Anne Pieckielon, Director of Product and Strategy, BacsPosted on 16 May 2018

​Effective consumer representation is at the heart of what we do – and we held a panel event to examine precisely that: The Consumer Conundrum: Ensuring Effective Representation in Financial Services took a close look at industry work in this area.

Chaired by Andrew Whyte, Director of Communications at the FCA, the panel also included Chris Pond, Independent Non-Executive of the Current Account Switch Service (CASS), Anna Bradley, NPSO Independent Director and Chair of the NPSO End User Council, and Faith Reynolds, Consumer Representative on the Open Banking Implementation Entity.

Carol Brennan from Queen Margaret University, who authored the Bacs sponsored research Consumer Representation in Financial Services: Report into Consumer Representation in the Payments Sector, opened the event by sharing a summary of the outcomes of the research. The piece was designed to identify ways in which the quality of consumer representation can be improved in the industry and to ensure that good consumer outcomes remain at the centre of decision making. 

There was a lively discussion around the challenges of ensuring the consumer voice is heard within the industry, and also the difficulties of being able to evidence real change as a result.

The panellists also brought out the importance of a need for clear purpose for the consumer representative, as well as the need for representation to be part of the culture of the business. Overall, the view was that in order to be successful the consumer view must be worked into the business model, something we, at Bacs, are already committed to. 

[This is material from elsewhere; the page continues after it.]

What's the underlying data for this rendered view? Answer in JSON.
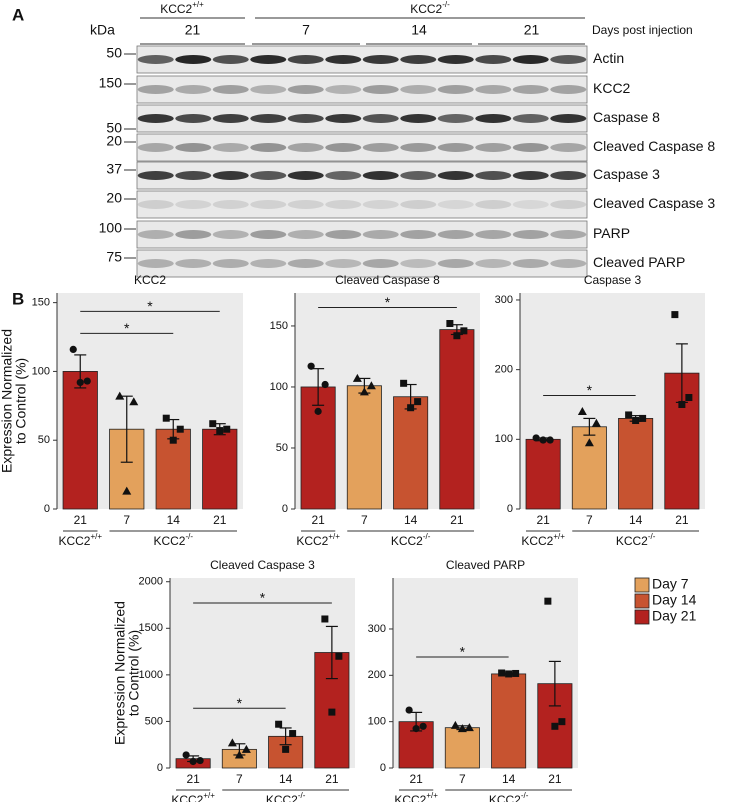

Looking specifically at payments, it was recognised we need to work to get consumers engaged with the ‘plumbing’ and not just the end product. Consumers are not just one group, and we need to tailor engagement strategies and work closely with third parties who really understand the different needs - consumers are complicated and do like familiarity and hassle free products, so you need to find the right balance with regards to change and innovation.

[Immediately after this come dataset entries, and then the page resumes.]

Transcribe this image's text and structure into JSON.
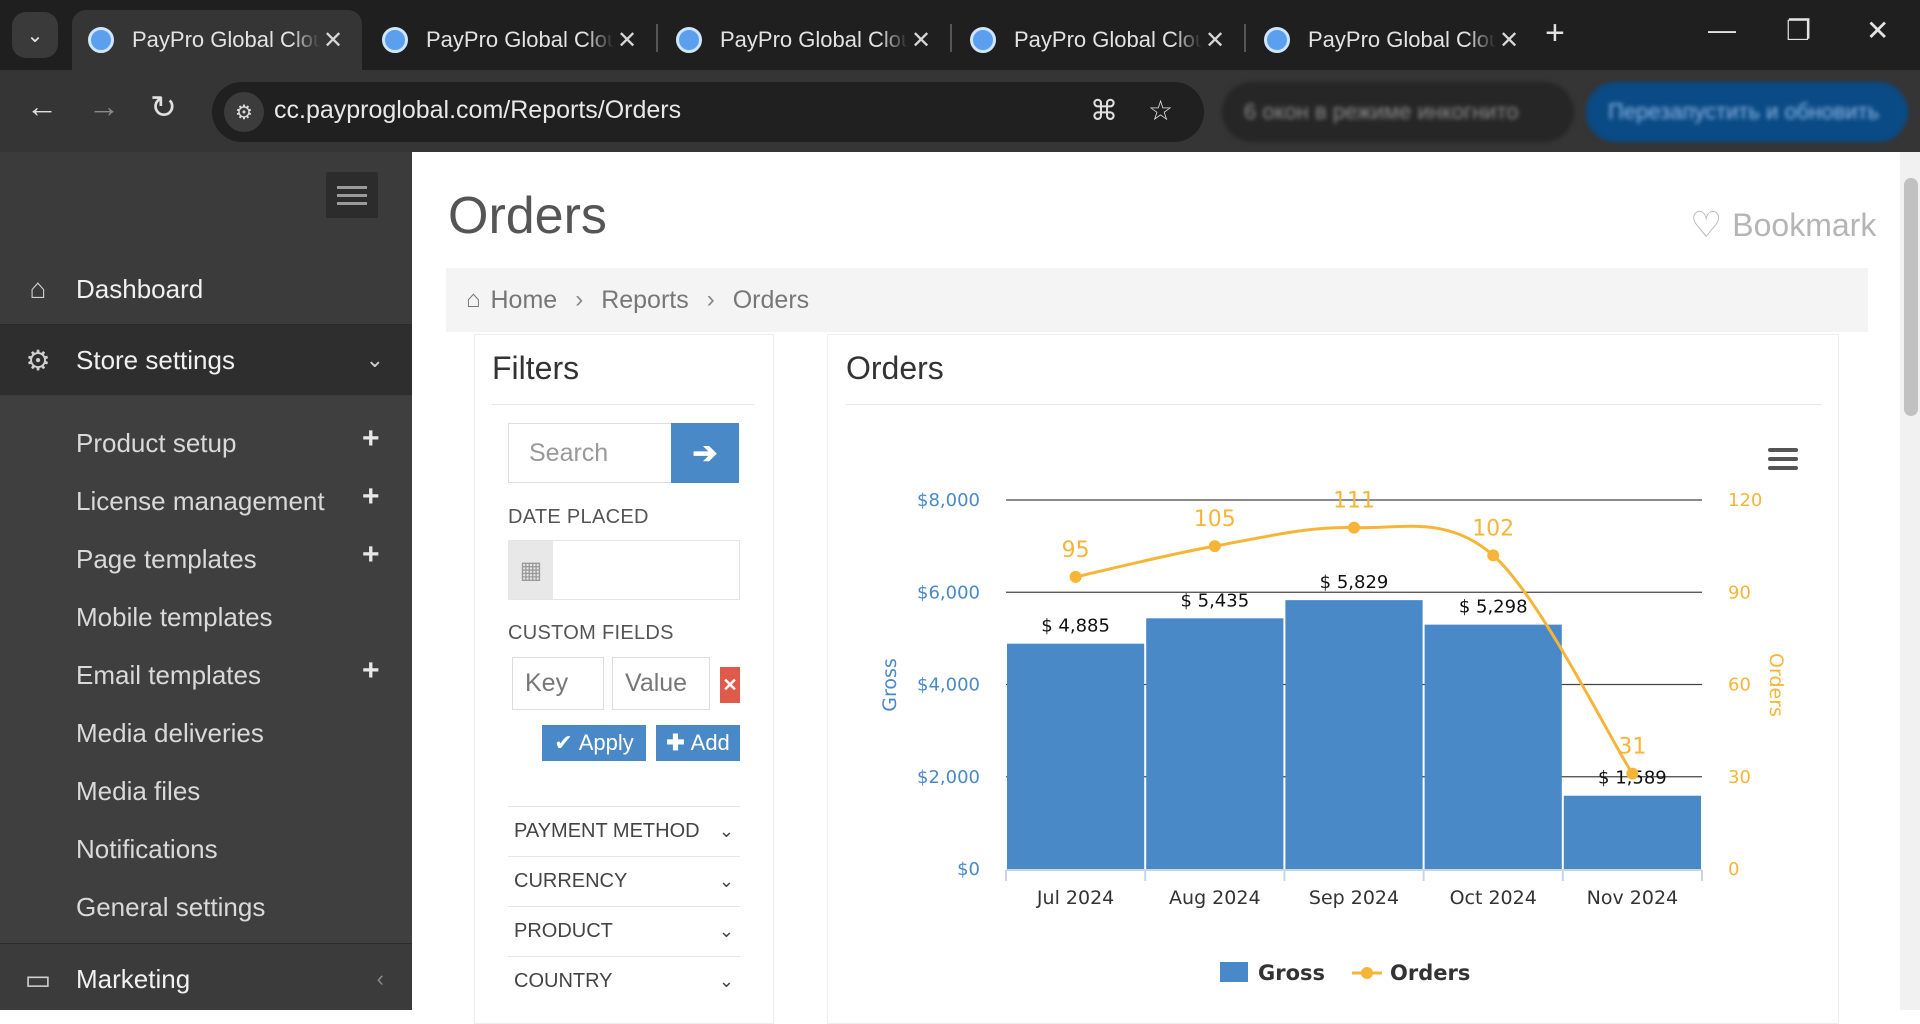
{
  "browser": {
    "tabs": [
      {
        "title": "PayPro Global Cloud",
        "active": true
      },
      {
        "title": "PayPro Global Cloud",
        "active": false
      },
      {
        "title": "PayPro Global Cloud",
        "active": false
      },
      {
        "title": "PayPro Global Cloud",
        "active": false
      },
      {
        "title": "PayPro Global Cloud",
        "active": false
      }
    ],
    "url": "cc.payproglobal.com/Reports/Orders",
    "incognito_label": "6 окон в режиме инкогнито",
    "update_label": "Перезапустить и обновить",
    "close_glyph": "✕"
  },
  "sidebar": {
    "dashboard": "Dashboard",
    "store_settings": "Store settings",
    "subitems": [
      {
        "label": "Product setup",
        "plus": true
      },
      {
        "label": "License management",
        "plus": true
      },
      {
        "label": "Page templates",
        "plus": true
      },
      {
        "label": "Mobile templates",
        "plus": false
      },
      {
        "label": "Email templates",
        "plus": true
      },
      {
        "label": "Media deliveries",
        "plus": false
      },
      {
        "label": "Media files",
        "plus": false
      },
      {
        "label": "Notifications",
        "plus": false
      },
      {
        "label": "General settings",
        "plus": false
      }
    ],
    "marketing": "Marketing"
  },
  "page": {
    "title": "Orders",
    "bookmark": "Bookmark",
    "breadcrumb": [
      "Home",
      "Reports",
      "Orders"
    ]
  },
  "filters": {
    "title": "Filters",
    "search_placeholder": "Search",
    "date_placed_label": "DATE PLACED",
    "custom_fields_label": "CUSTOM FIELDS",
    "key_placeholder": "Key",
    "value_placeholder": "Value",
    "apply": "Apply",
    "add": "Add",
    "accordions": [
      "PAYMENT METHOD",
      "CURRENCY",
      "PRODUCT",
      "COUNTRY"
    ]
  },
  "orders_panel": {
    "title": "Orders"
  },
  "chart_data": {
    "type": "bar",
    "categories": [
      "Jul 2024",
      "Aug 2024",
      "Sep 2024",
      "Oct 2024",
      "Nov 2024"
    ],
    "series": [
      {
        "name": "Gross",
        "type": "bar",
        "axis": "left",
        "values": [
          4885,
          5435,
          5829,
          5298,
          1589
        ],
        "labels": [
          "$ 4,885",
          "$ 5,435",
          "$ 5,829",
          "$ 5,298",
          "$ 1,589"
        ],
        "color": "#4a89c8"
      },
      {
        "name": "Orders",
        "type": "line",
        "axis": "right",
        "values": [
          95,
          105,
          111,
          102,
          31
        ],
        "color": "#f7b538"
      }
    ],
    "ylabel": "Gross",
    "y2label": "Orders",
    "ylim": [
      0,
      8000
    ],
    "y2lim": [
      0,
      120
    ],
    "yticks": [
      "$0",
      "$2,000",
      "$4,000",
      "$6,000",
      "$8,000"
    ],
    "y2ticks": [
      "0",
      "30",
      "60",
      "90",
      "120"
    ],
    "legend": "bottom",
    "grid": true
  }
}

Inevitably, the talk turned to regulation, and the panel recognised that regulators are an important catalyst for change, they provide important advice and direction but cannot deliver change. 

It is the industry which has the ability to deliver the regulators’ vision, and we need to work together, closely with regulators, to deliver a truly innovative architecture and new products that will meet the needs of consumers for years to come.